MUMBAI – A Catholic priest who faced a police complaint for a social media post protesting recent anti-Christian violence in the Indian state of Manipur committed suicide on Sept. 13, with his body found hanging from a tree in a cemetery.
A spokesman for the Diocese of Sagar in India announced the death of Father Anil Francis in a statement to the press Friday, saying, “We are extremely pained and sad over the death of Fr. Anil Francis, who was known for his commitment to the works given to him and dedicated to the values preached by him.”
According to the statement, Francis’s death is under police investigation and the diocese is cooperating fully. It also noted that in a suicide note, Francis had requested that his body be cremated.
Francis, 40 at the time of his death, was ordained to the priesthood in April 2013. The statement indicated he had arrived at the bishop’s house in Sagar on the evening of Sept. 13 for a prayer meeting the next day.
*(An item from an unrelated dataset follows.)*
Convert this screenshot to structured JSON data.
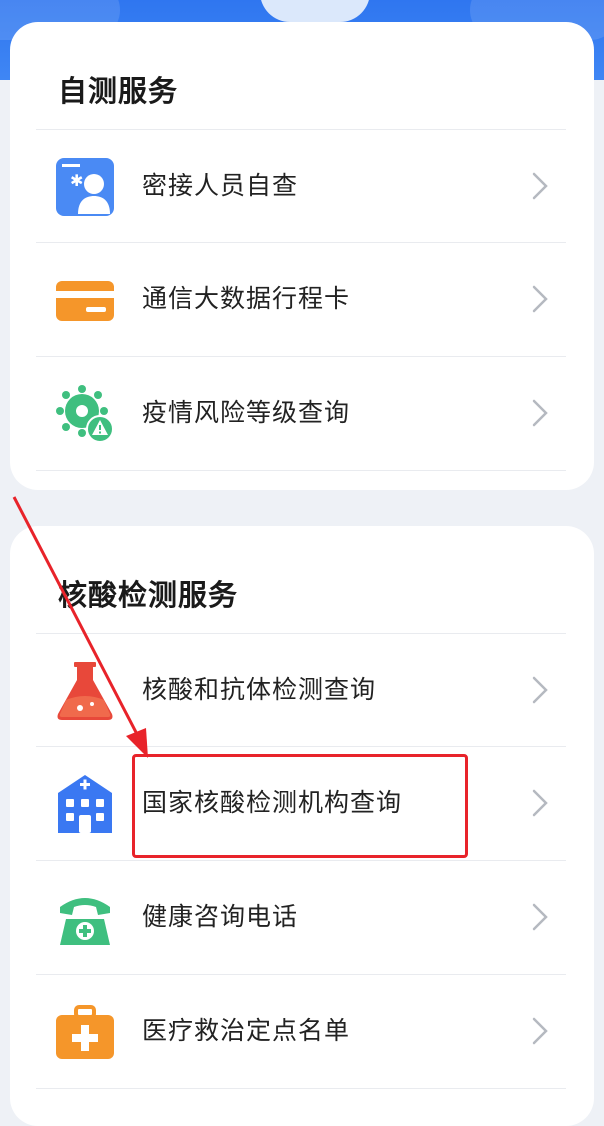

The suicide came shortly after Francis had posted an image to social media depicting a woman wrapped in the colors of the Indian flag being held by two men, with a mob behind them, with the text, “Wounded Manipur: 2 women paraded naked, gang-raped, not none arrested since two months. We are ashamed. When will peace prevail? Pray for Manipur.”
The reference in the post was to ongoing violence in the northeastern state of Manipur, where ethnic clashes have taken on a religious dimension since the minority Christian presence in the region has been especially targeted. According to reports, more than 120 Christians have been killed amid the violence over the last three months, with 4,500 buildings and homes belonging to Christians and roughly 400 churches destroyed.
In July, a video showing two Christian women who belong to the Kuki ethnic group being paraded naked on a public road and molested by a mob of men on May 4 sparked wide outrage when it went viral on social media, reflected in Francis’s post.
Local media reports suggest that Francis was a convert to Catholicism as a teenager, and that his family remains Hindu and lives in a village within the Sagar district where he served as the head of a church-run primary school.
Sagar is located in the state of Madhya Pradesh, also in northeastern India, where Christians have complained of harassment and persecution since the adoption of a sweeping anti-conversion law in 2021 by the state’s government, which is led by the right-wing Hindu BJP party of Prime Minister Narendra Modi.
At the moment, a Catholic bishop and nun are facing prosecution in Madhya Pradesh following surprise inspections at a church-run orphanage, where discovery of Bibles on the premises led to charges of conversion. The Indian bishops’ conference issued a statement denying the accusations, insisting that the “age-old ‘bogey of conversion’ has no basis and has been brought up repeatedly to tarnish the selfless and dedicated service of thousands of priests, religious and lay people.”
Observers believe that the police complaint against Francis may be related to this broader context of anti-Christian pressures in the state.
“We realize that Fr. AniI Francis was under tension and pressure over an FIR lodged against him over a post he had shared on Manipur violence on social media,” the diocese said in its statement, referring to the police complaint.
On the other hand, church officials also stressed that they can’t yet confirm the motives for Francis’s suicide.
“We do not know what made him take such an extreme step,” said Bishop James Athikalam of Sagar.
Athikalam told Crux that Francis’s family had been invited to the bishops’s house, “where we expressed our pain and anguish and sorrow and comforted them and consoled them and showed them a great appreciation of the work he had done.”
“After the post mortem, when we received the body, we had a prayer for the office of the dead in the hospital itself before handing over the body to the relatives,” Athikalam said. “We, the priests, sisters and people had a requiem Mass at 3.00 p.m. In my homily I gave an appreciation of his work and asked people to continue to pray for his soul.”
Athikalam said that after the body is cremated, in accord with Francis’s wishes, the diocese hopes to have the ashes interred in the church’s cemetery.